I need to find the roots of unity for the following equation:
$$x^3 + i = 0$$
Thus, $x^3 = -i$. I know that $-i = \exp[i(\frac{3\pi}{2} + 2n \pi)]$ however I do not know how to get all roots.
Note: I apologize for the terrible formatting, I just joined the website today and am not sure how to add pre-formatted equations yet.
TIA!
On
$x^3 + i = 0 \to x^3 - i^3 = 0 \to (x-i)(x^2 + xi - 1) = 0$. Can you use quadratic formula to complete the answer.
On
In the case of equation like $$ x^n-\alpha=0 $$ where $\alpha\in\mathbb C$ the best trick is to write $\alpha$ in polar form: $\alpha=re^{i\theta}$. But $e^{i\theta}=e^{i(\theta+2k\pi)},\;k\in\mathbb Z$. Then you have $$ x^n=re^{i\theta+2k\pi i} $$ from which immediately $$ x=\sqrt[n]re^{i(\frac{\theta+2k\pi }{n})} $$ and as $k=0,1,\dots,n-1$ you get all and only the $n$ roots of the equation.

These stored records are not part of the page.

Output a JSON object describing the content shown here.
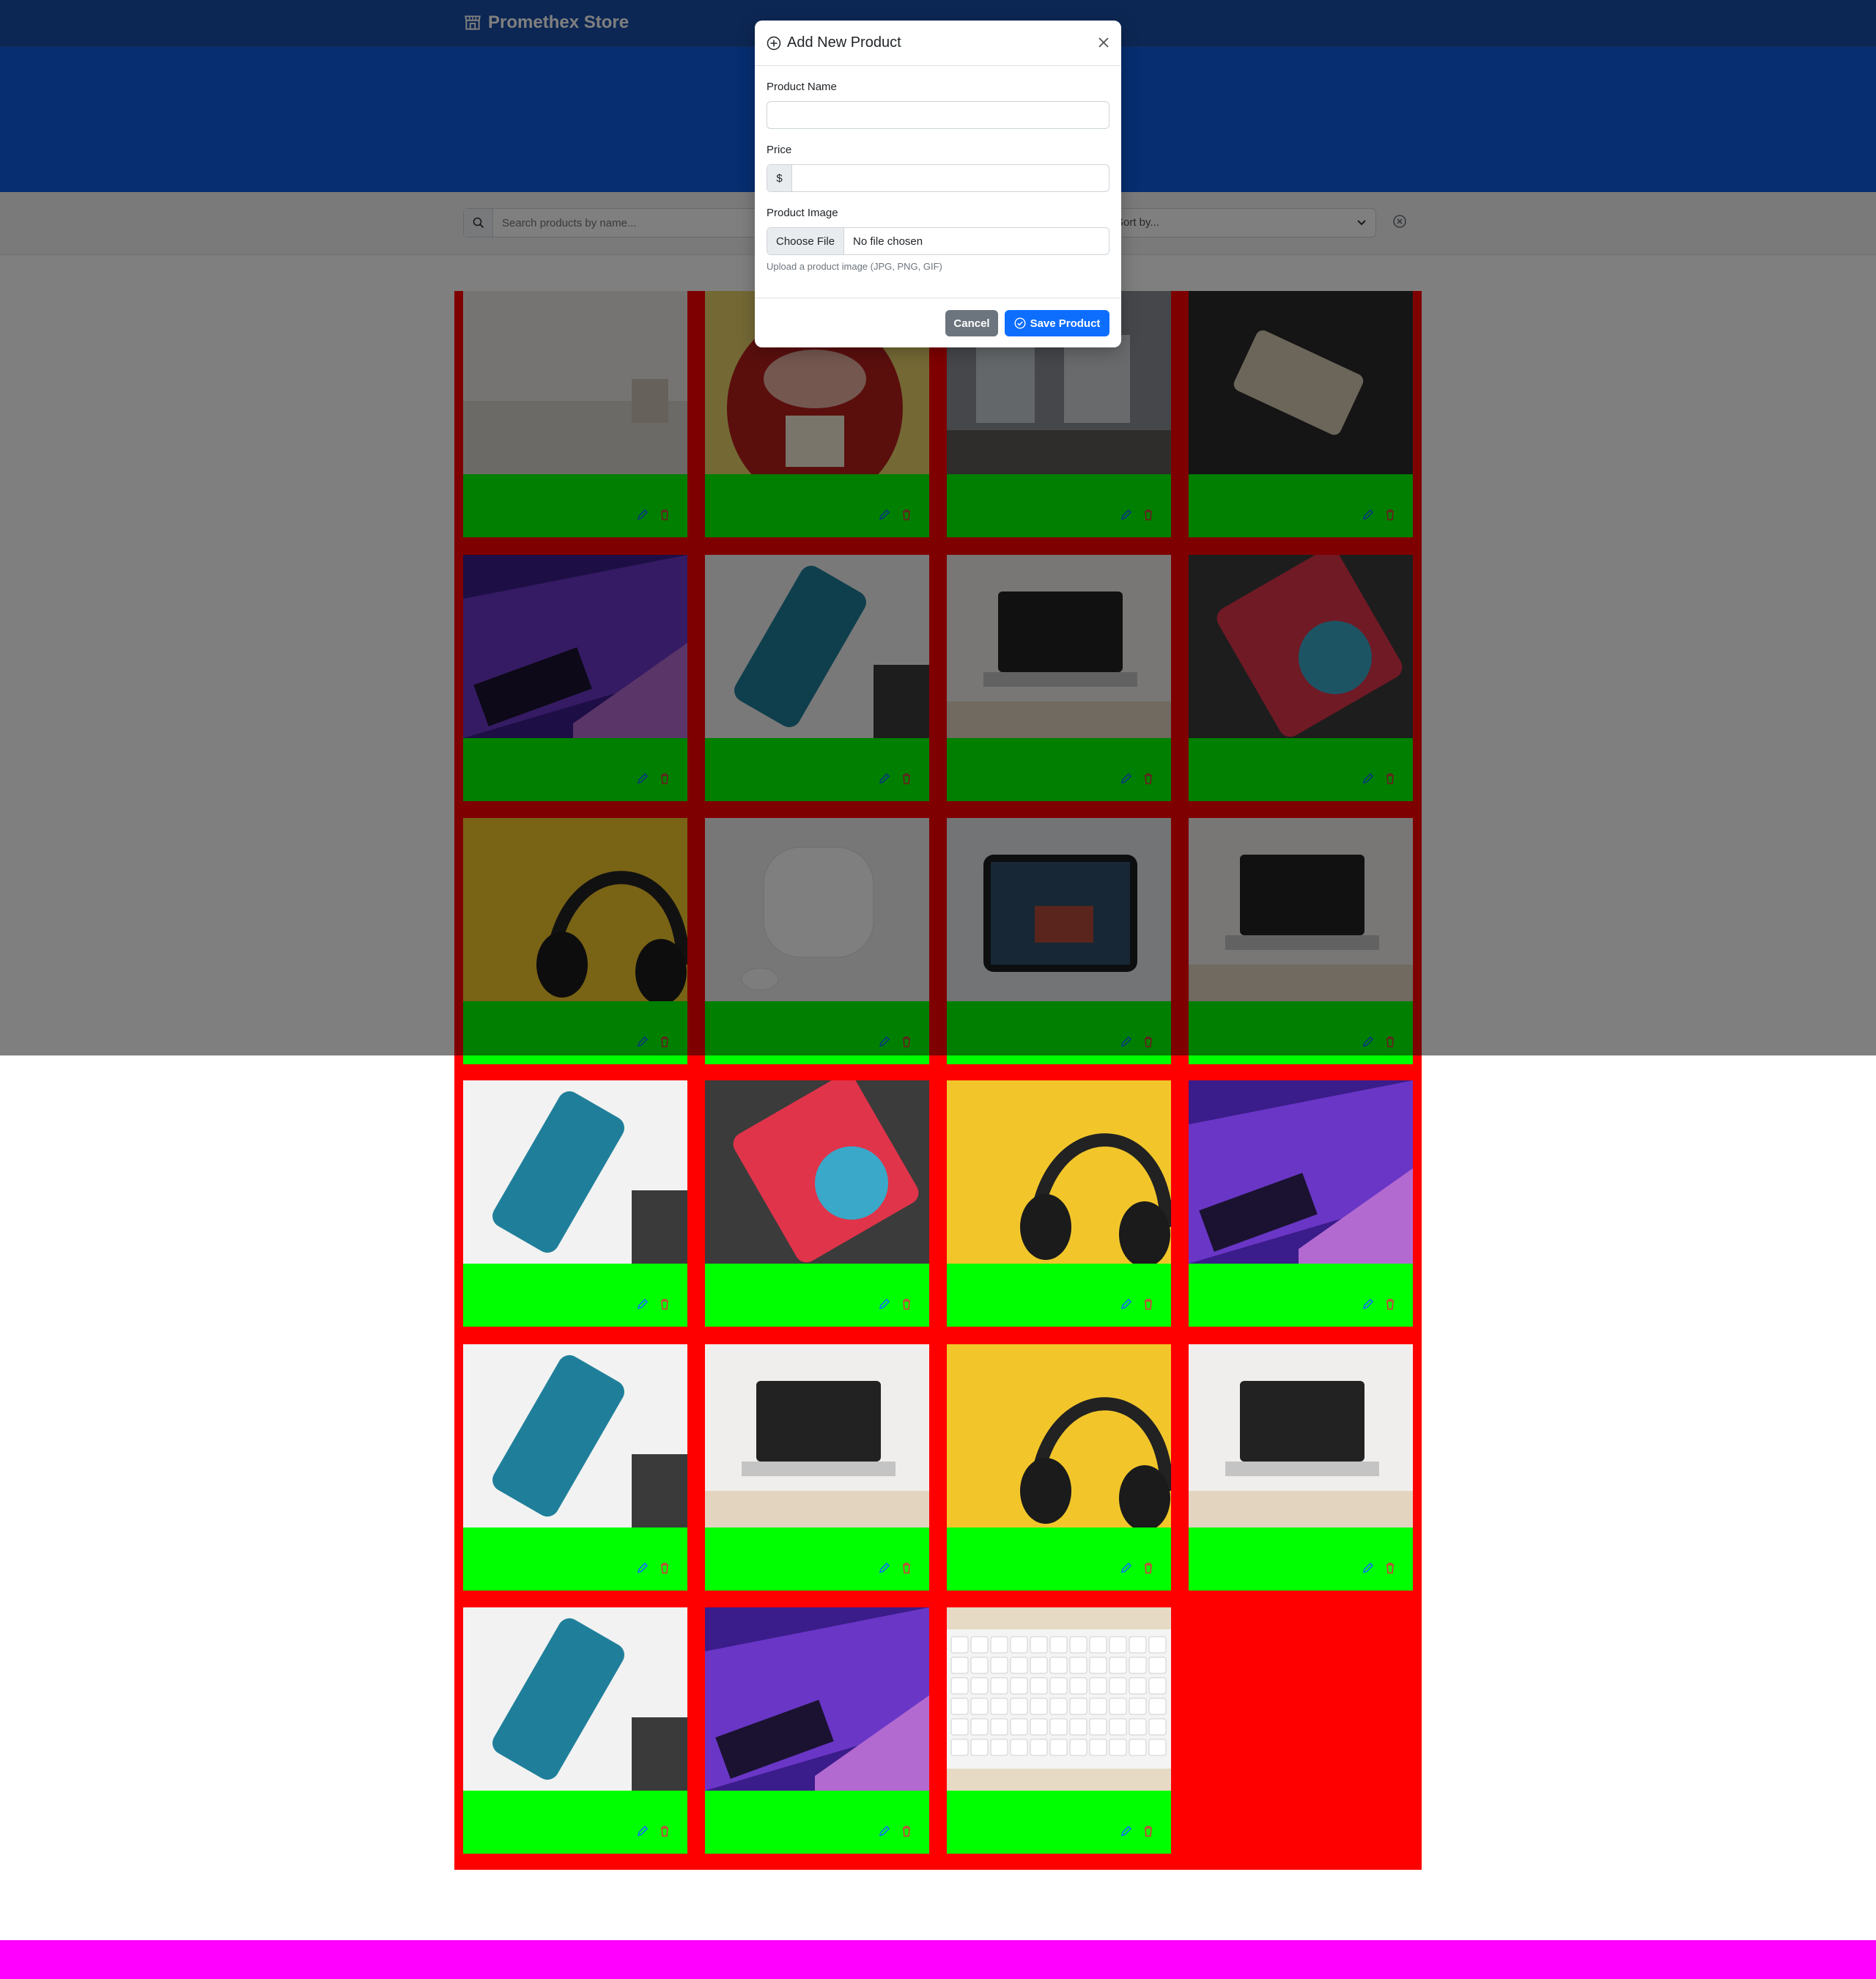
{
  "brand": {
    "name": "Promethex Store"
  },
  "filters": {
    "search_placeholder": "Search products by name...",
    "sort_label": "Sort by..."
  },
  "products": [
    {
      "image": "blurred-room-photo"
    },
    {
      "image": "red-toy-photo"
    },
    {
      "image": "window-interior-photo"
    },
    {
      "image": "phone-box-photo"
    },
    {
      "image": "laptop-purple-photo"
    },
    {
      "image": "iphone-photo"
    },
    {
      "image": "macbook-desk-photo"
    },
    {
      "image": "ipad-photo"
    },
    {
      "image": "headphones-yellow-photo"
    },
    {
      "image": "airpods-photo"
    },
    {
      "image": "tablet-hand-photo"
    },
    {
      "image": "macbook-desk-photo"
    },
    {
      "image": "iphone-photo"
    },
    {
      "image": "ipad-photo"
    },
    {
      "image": "headphones-yellow-photo"
    },
    {
      "image": "laptop-purple-photo"
    },
    {
      "image": "iphone-photo"
    },
    {
      "image": "macbook-desk-photo"
    },
    {
      "image": "headphones-yellow-photo"
    },
    {
      "image": "macbook-desk-photo"
    },
    {
      "image": "iphone-photo"
    },
    {
      "image": "laptop-purple-photo"
    },
    {
      "image": "keyboard-photo"
    }
  ],
  "modal": {
    "title": "Add New Product",
    "name_label": "Product Name",
    "price_label": "Price",
    "currency": "$",
    "image_label": "Product Image",
    "choose_file": "Choose File",
    "no_file": "No file chosen",
    "hint": "Upload a product image (JPG, PNG, GIF)",
    "cancel": "Cancel",
    "save": "Save Product"
  },
  "colors": {
    "navbar": "#1a4fa8",
    "hero": "#0d5ce0",
    "grid_bg": "#ff0000",
    "card_body": "#00ff00",
    "footer": "#ff00ff",
    "primary": "#0d6efd",
    "secondary": "#6c757d"
  }
}
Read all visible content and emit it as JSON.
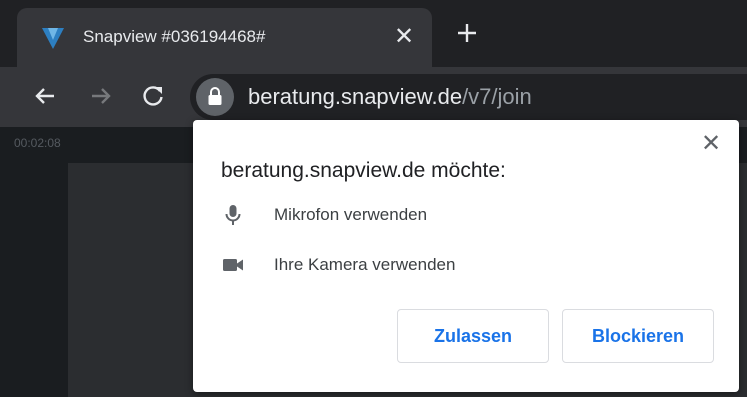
{
  "browser": {
    "tab": {
      "title": "Snapview #036194468#",
      "favicon": "snapview-v-logo",
      "close_glyph": "✕"
    },
    "new_tab_icon": "plus-icon",
    "toolbar": {
      "back_icon": "back-arrow-icon",
      "forward_icon": "forward-arrow-icon",
      "reload_icon": "reload-icon",
      "url_host": "beratung.snapview.de",
      "url_path": "/v7/join",
      "lock_icon": "lock-icon"
    }
  },
  "page": {
    "timer": "00:02:08"
  },
  "permission_popup": {
    "title": "beratung.snapview.de möchte:",
    "close_glyph": "✕",
    "permissions": [
      {
        "icon": "microphone-icon",
        "label": "Mikrofon verwenden"
      },
      {
        "icon": "camera-icon",
        "label": "Ihre Kamera verwenden"
      }
    ],
    "allow_label": "Zulassen",
    "block_label": "Blockieren"
  },
  "colors": {
    "tabstrip_bg": "#202124",
    "toolbar_bg": "#35363a",
    "button_text": "#1a73e8",
    "favicon_blue": "#2d7fc1"
  }
}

In your case $n=3$ and $\alpha=-i=e^{i\frac32\pi+2k\pi i}$ hence $$ x_k=e^{i(\frac{\pi}{2}+\frac23k\pi)},\;\;k=0,1,2 $$ are the 3 roots of your equation.
You can do this "trick"
All the roots of $x^3=1$ are $1,\omega,\omega^2$ where $\omega=e^{2i\pi/6}$.
So, all roots of $x^3=-i$ would be roots of $1$ times $i$ (since $i^3=-i$). Thus the roots are $i,i\omega,i\omega^2$